Her remarks followed a string of interventions by Liberal Democrat peers in favour of a public review of the voting system.

Lord Maclennan, the Liberal Democrat peer, who played a central role in the talks with Labour on voting reform after the1997 election, said the first-past-the-post system distorted election results while reform would lead to more female and black MPs. "First-past-the-post produces results in parliamentary elections that are neither representative of views nor fair to political parties. It is also unfair to individual electors," he said. "There are groups to whom the system is simply unfair. The under-representation of ethnic minorities in this country and the female gender owe a great deal to the distortions of our voting system."

The Liberal Democrat peer explained that the current system allowed governments to form big majorities without a majority of votes. He said unless there was reform, "public regard in our democracy will continue to decline". Lord Smith of Clifton, a former university vice-chancellor, argued that the present voting system "cannot be sustained" because of public pressure for reform.
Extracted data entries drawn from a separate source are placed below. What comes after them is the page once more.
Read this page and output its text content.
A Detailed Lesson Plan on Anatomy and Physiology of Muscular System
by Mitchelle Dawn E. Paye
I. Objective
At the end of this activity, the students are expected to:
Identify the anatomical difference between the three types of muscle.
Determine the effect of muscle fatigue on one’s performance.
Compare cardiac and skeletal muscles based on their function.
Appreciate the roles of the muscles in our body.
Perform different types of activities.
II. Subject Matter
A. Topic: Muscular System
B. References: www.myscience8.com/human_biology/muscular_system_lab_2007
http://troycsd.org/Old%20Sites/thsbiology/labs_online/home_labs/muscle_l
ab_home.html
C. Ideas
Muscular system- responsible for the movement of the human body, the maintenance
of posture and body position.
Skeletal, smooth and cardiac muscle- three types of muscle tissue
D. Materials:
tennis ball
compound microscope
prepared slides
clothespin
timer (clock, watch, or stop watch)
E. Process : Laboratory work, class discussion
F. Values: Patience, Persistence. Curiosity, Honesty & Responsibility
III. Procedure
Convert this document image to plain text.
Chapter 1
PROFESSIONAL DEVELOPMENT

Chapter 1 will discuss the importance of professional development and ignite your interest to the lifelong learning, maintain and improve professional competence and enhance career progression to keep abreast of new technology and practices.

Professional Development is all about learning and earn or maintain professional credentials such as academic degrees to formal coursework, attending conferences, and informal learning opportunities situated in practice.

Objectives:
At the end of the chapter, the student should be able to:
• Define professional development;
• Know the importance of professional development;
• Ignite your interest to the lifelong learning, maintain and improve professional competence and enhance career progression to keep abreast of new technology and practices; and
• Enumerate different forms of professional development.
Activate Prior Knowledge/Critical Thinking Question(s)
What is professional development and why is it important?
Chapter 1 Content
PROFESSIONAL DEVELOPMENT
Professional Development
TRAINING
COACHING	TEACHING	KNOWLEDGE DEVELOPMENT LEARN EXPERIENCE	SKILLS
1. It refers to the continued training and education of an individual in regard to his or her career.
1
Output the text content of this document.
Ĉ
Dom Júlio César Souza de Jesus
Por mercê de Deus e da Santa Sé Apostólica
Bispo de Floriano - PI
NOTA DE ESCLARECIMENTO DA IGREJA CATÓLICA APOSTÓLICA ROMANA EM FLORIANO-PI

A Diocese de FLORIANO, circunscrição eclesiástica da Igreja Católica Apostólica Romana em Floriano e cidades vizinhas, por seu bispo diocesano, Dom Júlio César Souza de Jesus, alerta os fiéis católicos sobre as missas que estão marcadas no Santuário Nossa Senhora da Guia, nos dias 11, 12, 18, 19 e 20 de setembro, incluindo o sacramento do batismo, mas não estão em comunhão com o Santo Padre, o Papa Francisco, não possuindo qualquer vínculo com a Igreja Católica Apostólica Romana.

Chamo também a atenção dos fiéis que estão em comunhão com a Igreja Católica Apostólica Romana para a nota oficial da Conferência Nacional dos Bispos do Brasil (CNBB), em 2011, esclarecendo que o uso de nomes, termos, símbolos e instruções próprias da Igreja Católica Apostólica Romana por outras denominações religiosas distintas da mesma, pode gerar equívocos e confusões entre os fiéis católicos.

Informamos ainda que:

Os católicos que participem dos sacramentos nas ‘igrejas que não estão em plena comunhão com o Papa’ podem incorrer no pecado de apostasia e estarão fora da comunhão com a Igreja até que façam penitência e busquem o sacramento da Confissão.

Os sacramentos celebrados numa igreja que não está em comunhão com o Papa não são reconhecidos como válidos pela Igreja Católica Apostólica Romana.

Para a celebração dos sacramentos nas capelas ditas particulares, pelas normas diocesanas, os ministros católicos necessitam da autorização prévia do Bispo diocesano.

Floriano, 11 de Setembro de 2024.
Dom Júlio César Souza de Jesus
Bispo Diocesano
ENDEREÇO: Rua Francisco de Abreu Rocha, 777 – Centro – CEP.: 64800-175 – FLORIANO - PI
Paying tribute to The Independent's Campaign for Democracy, he said the Government "will be forced to yield to public opinion". He also argued it would be in the Conservative Party's "best interests" to support a change.

Lord Goodhart, a leading human rights lawyer, said the results of the general election, where Labour formed a "working majority" with only 35 per cent of the vote, were "blots on our democracy ... It is time we got on with reform," he said.

In a scholarly contribution to the debate, the Liberal Democrat peer argued that although the first-past-the-post system does produce single party governments, they are not necessarily stable or strong.

He cited the John Major government of 1992-1997 as an example of a "weak" majority government elected under first past the post. He also referred to examples of "strong" and stable coalition governments, such as that in Germany, which had been elected by a proportional voting system.

The peer asserted that a proportional system puts a check upon extremes. He hypothesised that Lady Thatcher would have been unlikely to have introduced the poll tax had she been elected under PR because she would not have had a mandate. The current voting system was designed to deal with the two party system of yesteryear, and not the modern political landscape made up of three - or in Scotland and Wales four - main parties.

"First past the post is simply unable to cope with three-party politics," he said. "Now we have a government with a smaller share of the vote than the Labour Party in 1974 [when Labour had a majority of three with 39 per cent of the vote]."

Speaking for the Conservatives, Baroness Hanham said that "despite all the blandishments to the contrary, we are still very much wedded to the first-past-the-post system".

Lord Corbett of Castle Vale, a former frontbench Labour MP, launched a scathing attack on The Independent's Campaign for Democracy, and said the Lord Chancellor was right when he argued there was no "groundswell" for support. "The Independent newspaper ... has as other noble lords have said launched what it grandly, rather pompously perhaps, calls its Campaign for Democracy.

"But lo and behold, although Simon Kelner [the editor] ... devotes the whole of this morning's front page to this great campaign for democracy, tucked away on the inside under the heading '24,417 and Counting ...' we can see the massed ranks of the troops assembled carrying the banner of this great campaign.

"I have to say to your Lordships that 24,000 people is just about half of the size of a crowd that would turn up at Birmingham to Aston Villa's football ground for a home match. And I don't believe that is evidence of a great groundswell of interest in this matter."